Amidst those scenes of wonder do I stand,
Though not in bodily presence, but in thought ;
Stupendous works of the Almighty’s hand,
By artist’s skill before my vision brought.
The deep, strong floods, that downward ever pour,
The mists, that from their bosom ever rise,
I see, and almost seem to hear the roar
Of many waters sounding to the skies.
The littleness of man, the power of God,
Doth to the sight as visible appear !
So felt the Indian, as these scenes he trod ;
‘Twas the Great Spirit’s voice he seemed to hear,
That the deep silence of the forests broke,
And to his children in its thunders spoke.
Source: Jones Very. Poems and Essays. Complete and revised ed. Boston: Houghton Mifflin, 1886
All night long they heard in the houses beside the shore,
Heard, or seemed to hear, through the multitudinous roar,
Out of the hell of the rapids as ’twere a lost soul’s cries,–
Heard and could not believe; and the morning mocked their eyes,
Showing, where wildest and fiercest the waters leaped up and ran
Raving round him and past, the visage of a man
Clinging, or seeming to cling, to the trunk of a tree that, caught
Fast in the rocks below, scarce out of the surges raught.
Was it a life, could it be, to yon slender hope that clung?
Shrill, above all the tumult the answering terror rung.

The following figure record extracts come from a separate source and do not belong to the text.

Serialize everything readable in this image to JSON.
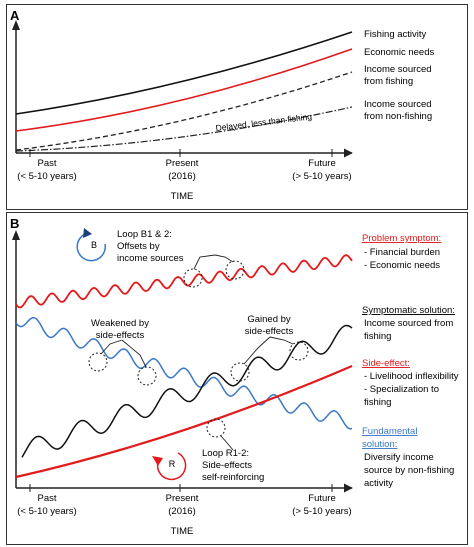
{
  "panel_a": {
    "letter": "A",
    "series_labels": {
      "fishing_activity": "Fishing activity",
      "economic_needs": "Economic needs",
      "income_fishing_1": "Income sourced",
      "income_fishing_2": "from fishing",
      "income_nonfishing_1": "Income sourced",
      "income_nonfishing_2": "from non-fishing"
    },
    "delayed_note": "Delayed, less than fishing",
    "axis": {
      "past_1": "Past",
      "past_2": "(< 5-10 years)",
      "present_1": "Present",
      "present_2": "(2016)",
      "future_1": "Future",
      "future_2": "(> 5-10 years)",
      "time": "TIME"
    }
  },
  "panel_b": {
    "letter": "B",
    "loop_b": {
      "symbol": "B",
      "line1": "Loop B1 & 2:",
      "line2": "Offsets by",
      "line3": "income sources"
    },
    "loop_r": {
      "symbol": "R",
      "line1": "Loop R1-2:",
      "line2": "Side-effects",
      "line3": "self-reinforcing"
    },
    "weakened_1": "Weakened by",
    "weakened_2": "side-effects",
    "gained_1": "Gained by",
    "gained_2": "side-effects",
    "problem": {
      "title": "Problem symptom:",
      "item1": "- Financial burden",
      "item2": "- Economic needs"
    },
    "symptomatic": {
      "title": "Symptomatic solution:",
      "line1": "Income sourced from",
      "line2": "fishing"
    },
    "side_effect": {
      "title": "Side-effect:",
      "item1": "- Livelihood inflexibility",
      "item2a": "- Specialization to",
      "item2b": "fishing"
    },
    "fundamental": {
      "title1": "Fundamental",
      "title2": "solution:",
      "line1": "Diversify income",
      "line2": "source by non-fishing",
      "line3": "activity"
    },
    "axis": {
      "past_1": "Past",
      "past_2": "(< 5-10 years)",
      "present_1": "Present",
      "present_2": "(2016)",
      "future_1": "Future",
      "future_2": "(> 5-10 years)",
      "time": "TIME"
    }
  },
  "colors": {
    "red": "#e31a1c",
    "blue": "#3a78c9",
    "black": "#111111",
    "gray": "#555555"
  }
}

–William Dean Howells, “Avery”
Nothing else I could do. It’s my profession after all. Photographing Niagara Falls. Its views. Its visitors. And selling the resulting daguerreotypes. Quite successfully. Because I’m a damn good daguerreotypist. Ask anyone around here. And I’m on duty every day, 365 days a year. This day, July 16, 1853, I was waiting for tourists along the American Channel rapids when I saw three men struggling to maneuver their row boat to shore. They had been working on the big dredging scow anchored in the river. Their oars were broken. Or lost. I turned my lens toward them just as the boat capsized and I saw two bodies cartwheeling over the edge of the American Falls too fast for me to capture them in my camera. There was no sign of the third man — turned out to be a local fellow named Samuel Avery — until he leapt up like a fucking phoenix and sat astride a log cantilevered in a rocky shoal in the middle of the river. The rapids were way too loud for him to hear my hallo, so I waved at him with both arms, but he was likely too afraid to let go of the log to answer. He was riding the river like a scared girl on a runaway stallion, but luckily he kept still enough for me to create an historic photograph. Took an even longer time till someone thought to hitch a lifeboat to the Bath Island Bridge and send the boat down toward the man. Avery caught and climbed into the boat, but before I could re-focus, the rapids turned the lifeboat upside down, and Avery, thrown back into the river, met his fate just as his friends had hours before. Nothing else I could do. I returned to my hotel where I processed the plate and encased a dozen of the images for sale at my Point View stand. They sold well. They still do.